V1 采样器：新增 reduced top-k/top-p 采样路径

17f59521 · laibao · 2b0c9835 · 17f59521 · 17f59521 · 17f59521
Commit 17f59521 authored Jan 08, 2026 by laibao
5 changed files
--- a/vllm/envs.py
+++ b/vllm/envs.py
@@ -246,6 +246,7 @@ if TYPE_CHECKING:
    VLLM_USE_FUSED_RMS_ROPE: bool = False
    VLLM_USE_MARLIN_W16A16_MOE:bool = False
    VLLM_V1_FAST_TOKEN_ID_COPY: bool = False
+    VLLM_V1_USE_REDUCED_TOPK_TOPP_SAMPLER: bool = False
 def get_default_cache_root():
    return os.getenv(
@@ -1694,6 +1695,11 @@ environment_variables: dict[str, Callable[[], Any]] = {
    "VLLM_V1_FAST_TOKEN_ID_COPY":
        lambda: (os.environ.get("VLLM_V1_FAST_TOKEN_ID_COPY", "False").lower() in
                 ("true", "1")),
+    # If set to 1/True, enable the reduced top-k/top-p sampling path in the
+    # V1 PyTorch-native sampler.
+    "VLLM_V1_USE_REDUCED_TOPK_TOPP_SAMPLER":
+        lambda: (os.getenv("VLLM_V1_USE_REDUCED_TOPK_TOPP_SAMPLER",
+                           "0").lower() in ("true", "1")),
 }
 # --8<-- [end:env-vars-definition]

--- a/vllm/v1/sample/metadata.py
+++ b/vllm/v1/sample/metadata.py
@@ -41,3 +41,10 @@ class SamplingMetadata:
    # Loaded logits processors
    logitsprocs: LogitsProcessors
+    # Optional host-side summaries to avoid device sync in fast paths.
+    # When `top_k` is provided, `max_top_k` is the maximum top-k value across
+    # the batch on the host (Python int).
+    max_top_k: Optional[int] = None
+    # True if any request in the batch has top_k == vocab_size (i.e. no top-k).
+    has_any_no_top_k: bool = False
--- a/vllm/v1/sample/ops/topk_topp_sampler.py
+++ b/vllm/v1/sample/ops/topk_topp_sampler.py
@@ -81,12 +81,35 @@ class TopKTopPSampler(nn.Module):
        generators: dict[int, torch.Generator],
        k: Optional[torch.Tensor],
        p: Optional[torch.Tensor],
+        *,
+        max_top_k: Optional[int] = None,
+        has_any_no_top_k: bool = False,
    ) -> tuple[torch.Tensor, Optional[torch.Tensor]]:
        """
        PyTorch-native implementation of top-k and top-p sampling.
        The logits tensor may be updated in-place.
        """
+        # Fast path: when top-k is enabled, avoid full-vocab sort/softmax by
+        # sampling only from the top-k candidates (and applying top-p within
+        # that set).
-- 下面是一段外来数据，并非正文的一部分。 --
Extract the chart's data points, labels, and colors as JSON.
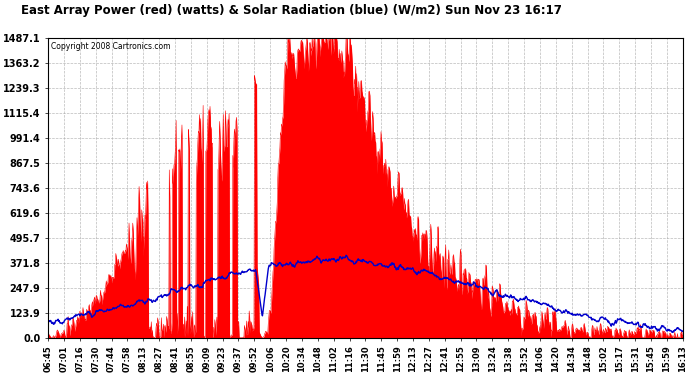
{
  "title": "East Array Power (red) (watts) & Solar Radiation (blue) (W/m2) Sun Nov 23 16:17",
  "copyright": "Copyright 2008 Cartronics.com",
  "bg_color": "#ffffff",
  "plot_bg_color": "#ffffff",
  "grid_color": "#aaaaaa",
  "red_color": "#ff0000",
  "blue_color": "#0000cc",
  "ylim": [
    0,
    1487.1
  ],
  "yticks": [
    0.0,
    123.9,
    247.9,
    371.8,
    495.7,
    619.6,
    743.6,
    867.5,
    991.4,
    1115.4,
    1239.3,
    1363.2,
    1487.1
  ],
  "xtick_labels": [
    "06:45",
    "07:01",
    "07:16",
    "07:30",
    "07:44",
    "07:58",
    "08:13",
    "08:27",
    "08:41",
    "08:55",
    "09:09",
    "09:23",
    "09:37",
    "09:52",
    "10:06",
    "10:20",
    "10:34",
    "10:48",
    "11:02",
    "11:16",
    "11:30",
    "11:45",
    "11:59",
    "12:13",
    "12:27",
    "12:41",
    "12:55",
    "13:09",
    "13:24",
    "13:38",
    "13:52",
    "14:06",
    "14:20",
    "14:34",
    "14:48",
    "15:02",
    "15:17",
    "15:31",
    "15:45",
    "15:59",
    "16:13"
  ]
}
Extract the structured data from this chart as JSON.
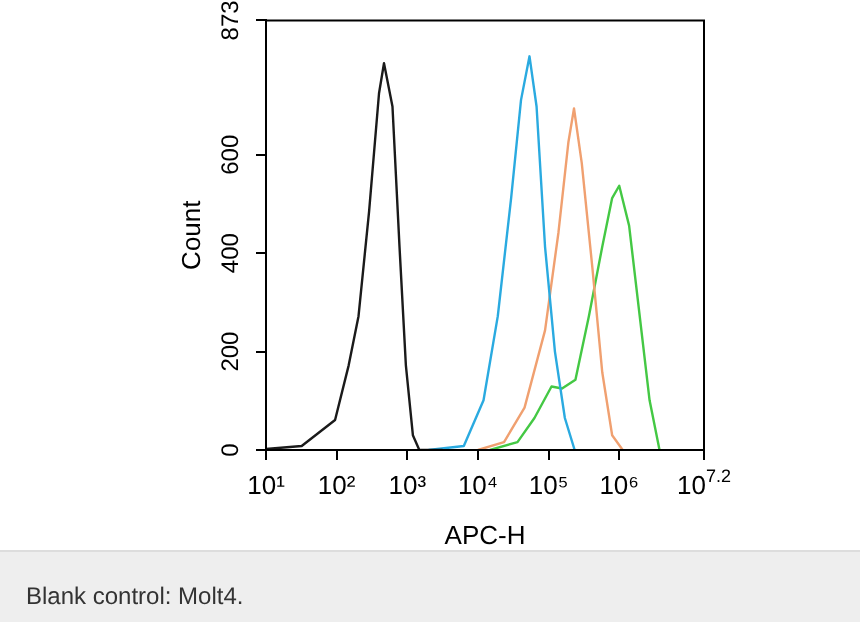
{
  "chart_data": {
    "type": "line",
    "xlabel": "APC-H",
    "ylabel": "Count",
    "log": "x",
    "xlim": [
      10,
      15848932
    ],
    "xticks": [
      {
        "value": 10,
        "label": "10¹"
      },
      {
        "value": 100,
        "label": "10²"
      },
      {
        "value": 1000,
        "label": "10³"
      },
      {
        "value": 10000,
        "label": "10⁴"
      },
      {
        "value": 100000,
        "label": "10⁵"
      },
      {
        "value": 1000000,
        "label": "10⁶"
      },
      {
        "value": 15848932,
        "label": "10$^{7.2}$"
      }
    ],
    "ylim": [
      0,
      873
    ],
    "yticks": [
      0,
      200,
      400,
      600,
      873
    ],
    "grid": false,
    "legend": false,
    "marker": "none",
    "line_style": "solid",
    "series": [
      {
        "color": "#1a1a1a",
        "x": [
          10,
          32,
          95,
          148,
          204,
          288,
          398,
          468,
          617,
          776,
          955,
          1200,
          1480,
          3160
        ],
        "values": [
          2,
          8,
          61,
          172,
          272,
          485,
          725,
          786,
          698,
          413,
          172,
          30,
          0,
          0
        ]
      },
      {
        "color": "#2aaae0",
        "x": [
          2000,
          6310,
          12000,
          19100,
          29500,
          40700,
          53700,
          67600,
          89100,
          123000,
          170000,
          234000
        ],
        "values": [
          0,
          8,
          101,
          272,
          512,
          711,
          800,
          698,
          413,
          200,
          65,
          0
        ]
      },
      {
        "color": "#f0a070",
        "x": [
          10000,
          23400,
          45700,
          89100,
          138000,
          191000,
          229000,
          295000,
          417000,
          575000,
          794000,
          1120000
        ],
        "values": [
          0,
          16,
          86,
          243,
          442,
          626,
          694,
          583,
          370,
          158,
          30,
          0
        ]
      },
      {
        "color": "#44c844",
        "x": [
          14800,
          36300,
          63100,
          110000,
          155000,
          240000,
          372000,
          575000,
          794000,
          1000000,
          1380000,
          1950000,
          2690000,
          3720000
        ],
        "values": [
          0,
          16,
          65,
          129,
          125,
          143,
          272,
          413,
          512,
          537,
          456,
          272,
          101,
          0
        ]
      }
    ],
    "annotations": [
      "Blank control: Molt4."
    ]
  }
}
This is especially important on ROCm where the PyTorch
+        # native sort path can be very expensive.
+        #
+        # NOTE: Do not branch on device tensors here; doing so triggers
+        # `aten::is_nonzero` and synchronizes the CPU with GPU.
+        if (self.logprobs_mode not in ("processed_logits", "processed_logprobs")
+                and envs.VLLM_V1_USE_REDUCED_TOPK_TOPP_SAMPLER and k is not None
+                and max_top_k is not None and not has_any_no_top_k
+                and max_top_k <= 4096):
+            try:
+                return (sample_top_k_top_p_reduced(logits,
+                                                   generators,
+                                                   k,
+                                                   p,
+                                                   max_top_k=max_top_k), None)
+            except Exception:
+                # Fall back to the reference implementation for safety.
+                pass
        logits = self.apply_top_k_top_p(logits, k, p)
        logits_to_return = None
        if self.logprobs_mode == "processed_logits":
@@ -102,6 +125,9 @@ class TopKTopPSampler(nn.Module):
        generators: dict[int, torch.Generator],
        k: Optional[torch.Tensor],
        p: Optional[torch.Tensor],
+        *,
+        max_top_k: Optional[int] = None,
+        has_any_no_top_k: bool = False,
    ) -> tuple[torch.Tensor, Optional[torch.Tensor]]:
        """More optimized implementation for top-k and top-p sampling."""
        # We prefer `random_sample` over `flashinfer_sample` when sorting is
@@ -112,7 +138,12 @@ class TopKTopPSampler(nn.Module):
                logger.debug_once("FlashInfer 0.2.3+ does not support "
                                  "per-request generators. Falling back to "
                                  "PyTorch-native implementation.")
-            return self.forward_native(logits, generators, k, p)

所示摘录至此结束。